2013 Distinção no Ano Europeu dos Cidadãos

2018 POR UM PORTUGAL SUSTENTÁVEL

Em 1987, o documento “O Nosso Futuro Comum” coroou o trabalho desenvolvido pela Comissão Mundial sobre o Meio Ambiente e Desenvolvimento, consagrando em definitivo a expressão “desenvolvimento sustentável” como sendo o modelo de desenvolvimento “que atende às necessidades do presente sem comprometer a possibilidade de as gerações futuras satisfazerem as suas necessidades”.
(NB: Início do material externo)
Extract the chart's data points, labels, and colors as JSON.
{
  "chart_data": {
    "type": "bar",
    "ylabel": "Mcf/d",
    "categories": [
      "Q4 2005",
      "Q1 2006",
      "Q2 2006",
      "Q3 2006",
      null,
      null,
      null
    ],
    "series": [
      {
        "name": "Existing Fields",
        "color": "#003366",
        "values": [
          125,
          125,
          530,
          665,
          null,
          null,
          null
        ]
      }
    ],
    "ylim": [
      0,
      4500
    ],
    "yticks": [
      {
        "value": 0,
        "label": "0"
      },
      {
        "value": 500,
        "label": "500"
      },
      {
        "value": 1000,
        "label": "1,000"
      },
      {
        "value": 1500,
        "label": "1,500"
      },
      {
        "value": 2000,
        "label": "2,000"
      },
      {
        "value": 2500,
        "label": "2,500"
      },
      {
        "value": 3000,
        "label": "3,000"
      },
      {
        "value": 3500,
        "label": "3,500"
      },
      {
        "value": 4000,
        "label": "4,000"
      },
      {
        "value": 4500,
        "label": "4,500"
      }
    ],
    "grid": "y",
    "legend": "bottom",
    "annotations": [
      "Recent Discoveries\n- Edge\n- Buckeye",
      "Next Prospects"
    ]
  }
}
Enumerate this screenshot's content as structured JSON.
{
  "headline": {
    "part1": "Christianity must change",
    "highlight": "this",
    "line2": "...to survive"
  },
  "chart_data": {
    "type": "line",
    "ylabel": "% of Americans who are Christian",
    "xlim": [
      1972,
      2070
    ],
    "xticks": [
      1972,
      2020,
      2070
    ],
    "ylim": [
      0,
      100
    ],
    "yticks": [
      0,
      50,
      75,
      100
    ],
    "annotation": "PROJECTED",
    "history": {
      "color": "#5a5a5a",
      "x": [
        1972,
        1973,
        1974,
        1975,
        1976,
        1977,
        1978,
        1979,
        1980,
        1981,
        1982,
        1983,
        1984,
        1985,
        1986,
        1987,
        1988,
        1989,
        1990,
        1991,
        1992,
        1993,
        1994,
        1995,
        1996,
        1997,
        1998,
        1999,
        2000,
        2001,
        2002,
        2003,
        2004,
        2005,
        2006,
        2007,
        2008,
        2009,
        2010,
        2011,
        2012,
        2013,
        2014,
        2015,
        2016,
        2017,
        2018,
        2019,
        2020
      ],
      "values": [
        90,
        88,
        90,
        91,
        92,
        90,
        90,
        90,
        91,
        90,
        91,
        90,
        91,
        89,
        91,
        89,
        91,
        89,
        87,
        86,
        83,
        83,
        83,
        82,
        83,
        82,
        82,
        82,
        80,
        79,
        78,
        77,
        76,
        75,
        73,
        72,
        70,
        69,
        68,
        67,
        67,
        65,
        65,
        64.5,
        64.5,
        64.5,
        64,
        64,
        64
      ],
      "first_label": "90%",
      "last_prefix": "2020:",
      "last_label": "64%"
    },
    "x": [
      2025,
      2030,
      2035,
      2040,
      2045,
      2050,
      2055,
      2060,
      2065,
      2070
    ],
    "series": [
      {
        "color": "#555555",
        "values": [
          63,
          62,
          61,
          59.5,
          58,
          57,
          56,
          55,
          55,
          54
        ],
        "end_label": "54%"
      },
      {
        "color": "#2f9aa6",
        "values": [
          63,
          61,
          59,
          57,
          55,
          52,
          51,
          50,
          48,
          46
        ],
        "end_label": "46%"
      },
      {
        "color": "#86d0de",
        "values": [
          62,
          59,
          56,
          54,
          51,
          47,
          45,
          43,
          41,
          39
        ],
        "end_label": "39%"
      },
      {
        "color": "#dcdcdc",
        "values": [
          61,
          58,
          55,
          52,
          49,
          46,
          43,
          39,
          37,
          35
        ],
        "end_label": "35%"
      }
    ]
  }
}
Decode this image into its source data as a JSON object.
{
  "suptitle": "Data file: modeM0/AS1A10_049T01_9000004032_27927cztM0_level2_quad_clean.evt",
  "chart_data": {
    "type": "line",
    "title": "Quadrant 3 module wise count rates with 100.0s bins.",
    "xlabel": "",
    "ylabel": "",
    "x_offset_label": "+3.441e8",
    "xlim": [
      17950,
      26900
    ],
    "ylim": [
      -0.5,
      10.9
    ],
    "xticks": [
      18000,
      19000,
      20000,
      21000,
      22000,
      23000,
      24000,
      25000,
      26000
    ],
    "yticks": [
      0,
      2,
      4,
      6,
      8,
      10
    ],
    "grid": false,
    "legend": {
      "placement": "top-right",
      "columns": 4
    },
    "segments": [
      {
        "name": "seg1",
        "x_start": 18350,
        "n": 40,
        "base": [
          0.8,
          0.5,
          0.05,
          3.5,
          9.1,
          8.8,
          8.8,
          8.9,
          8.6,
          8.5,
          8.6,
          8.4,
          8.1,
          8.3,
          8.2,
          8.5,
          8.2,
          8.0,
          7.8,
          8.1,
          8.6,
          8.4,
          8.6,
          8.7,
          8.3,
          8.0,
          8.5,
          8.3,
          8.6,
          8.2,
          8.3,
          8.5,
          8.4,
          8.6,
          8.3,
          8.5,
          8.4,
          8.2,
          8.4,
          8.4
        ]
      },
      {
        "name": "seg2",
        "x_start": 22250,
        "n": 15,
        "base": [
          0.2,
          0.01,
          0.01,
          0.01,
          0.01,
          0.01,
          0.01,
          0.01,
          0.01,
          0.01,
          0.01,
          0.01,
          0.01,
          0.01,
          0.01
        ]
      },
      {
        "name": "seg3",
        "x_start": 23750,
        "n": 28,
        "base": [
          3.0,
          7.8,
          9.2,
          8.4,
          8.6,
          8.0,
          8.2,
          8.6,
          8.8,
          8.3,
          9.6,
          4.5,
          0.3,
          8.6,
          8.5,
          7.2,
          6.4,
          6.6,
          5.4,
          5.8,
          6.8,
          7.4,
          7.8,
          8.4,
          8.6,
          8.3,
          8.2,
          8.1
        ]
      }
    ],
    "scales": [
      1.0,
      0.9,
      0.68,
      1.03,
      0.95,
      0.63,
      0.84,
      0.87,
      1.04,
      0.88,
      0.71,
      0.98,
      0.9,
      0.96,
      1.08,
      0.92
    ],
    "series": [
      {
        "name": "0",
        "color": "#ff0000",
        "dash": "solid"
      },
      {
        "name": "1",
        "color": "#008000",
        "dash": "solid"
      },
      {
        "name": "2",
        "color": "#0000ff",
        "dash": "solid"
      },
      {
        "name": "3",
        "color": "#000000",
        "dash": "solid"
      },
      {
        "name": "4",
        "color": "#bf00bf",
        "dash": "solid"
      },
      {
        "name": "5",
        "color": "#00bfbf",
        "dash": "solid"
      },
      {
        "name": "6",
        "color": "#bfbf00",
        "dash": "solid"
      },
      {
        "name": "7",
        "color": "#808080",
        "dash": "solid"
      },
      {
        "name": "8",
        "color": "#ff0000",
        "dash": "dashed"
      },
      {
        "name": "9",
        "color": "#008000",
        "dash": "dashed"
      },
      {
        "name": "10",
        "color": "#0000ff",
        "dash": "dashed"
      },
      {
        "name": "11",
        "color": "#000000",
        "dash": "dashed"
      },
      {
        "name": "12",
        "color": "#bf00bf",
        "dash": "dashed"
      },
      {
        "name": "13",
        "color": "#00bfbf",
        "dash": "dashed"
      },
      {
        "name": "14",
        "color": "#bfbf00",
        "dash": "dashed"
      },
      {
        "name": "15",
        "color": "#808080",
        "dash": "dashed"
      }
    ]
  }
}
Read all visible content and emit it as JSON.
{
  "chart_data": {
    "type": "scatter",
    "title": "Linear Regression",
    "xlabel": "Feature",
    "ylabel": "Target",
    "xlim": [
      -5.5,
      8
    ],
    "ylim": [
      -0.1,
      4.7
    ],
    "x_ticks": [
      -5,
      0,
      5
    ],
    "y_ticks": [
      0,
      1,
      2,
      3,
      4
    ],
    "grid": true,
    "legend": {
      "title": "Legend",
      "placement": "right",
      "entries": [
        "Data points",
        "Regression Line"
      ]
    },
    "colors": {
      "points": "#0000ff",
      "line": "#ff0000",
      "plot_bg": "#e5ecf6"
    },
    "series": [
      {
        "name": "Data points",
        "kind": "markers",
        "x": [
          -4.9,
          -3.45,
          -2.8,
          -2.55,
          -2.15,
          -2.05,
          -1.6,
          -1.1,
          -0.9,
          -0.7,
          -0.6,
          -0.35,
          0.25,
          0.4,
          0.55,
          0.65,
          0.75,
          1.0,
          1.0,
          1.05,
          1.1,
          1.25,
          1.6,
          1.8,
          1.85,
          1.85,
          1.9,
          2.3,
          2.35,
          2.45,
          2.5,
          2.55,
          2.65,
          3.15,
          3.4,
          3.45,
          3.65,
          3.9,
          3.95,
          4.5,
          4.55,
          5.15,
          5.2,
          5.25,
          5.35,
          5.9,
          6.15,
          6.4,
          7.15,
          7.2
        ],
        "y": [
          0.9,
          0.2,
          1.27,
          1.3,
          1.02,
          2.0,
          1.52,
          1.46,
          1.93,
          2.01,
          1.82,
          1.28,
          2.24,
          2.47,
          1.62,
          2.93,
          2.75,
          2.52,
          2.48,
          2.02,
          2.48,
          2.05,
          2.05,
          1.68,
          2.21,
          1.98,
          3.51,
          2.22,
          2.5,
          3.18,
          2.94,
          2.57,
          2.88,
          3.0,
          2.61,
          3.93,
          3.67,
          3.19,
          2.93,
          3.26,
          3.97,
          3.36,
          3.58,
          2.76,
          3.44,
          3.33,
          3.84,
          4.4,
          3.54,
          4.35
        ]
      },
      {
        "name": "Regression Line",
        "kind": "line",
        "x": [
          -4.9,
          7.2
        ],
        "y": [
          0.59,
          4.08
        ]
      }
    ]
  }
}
Do relatório transparecia uma visão crítica do modelo de desenvolvimento adotado pelos países desenvolvidos e reproduzido pelas nações em desenvolvimento, enfatizando a necessidade de uma nova relação “ser humano-meio ambiente” e alertando para problemas, novos ao tempo, como o aquecimento global e a destruição da camada de ozono, definindo uma lista de ações a serem empreendidas pelos Estados e metas a serem concretizadas a nível internacional, tendo como agentes as diversas instituições multilaterais.

O conceito e as preocupações em torno do desenvolvimento sustentável entravam assim definitivamente na agenda mundial.

Seguir-se-iam em 1992 a Conferência das Nações Unidas sobre o Meio Ambiente e o Desenvolvimento realizada no Rio de Janeiro e mais conhecida por Rio 92 e a aprovação pela ONU no ano 2000 da Declaração do Milénio, consagrando os Objetivos de Desenvolvimento do Milénio (ODM) para vigorarem até 2015.

Em 2012, vinte anos volvidos sobre a Conferência Rio 92, na Conferência conhecida por Rio+20, foi aprovado o documento “O Futuro que Queremos”, dando sequência a um processo de auscultação e consulta iniciado em 2010 sob o impulso do Secretário Geral da ONU para discutir uma nova agenda de desenvolvimento, que viria a culminar, em 2015, na aprovação pela Assembleia Geral da ONU da Agenda 2030, visando a erradicação da pobreza e o desenvolvimento económico, social e ambiental à escala global até 2030.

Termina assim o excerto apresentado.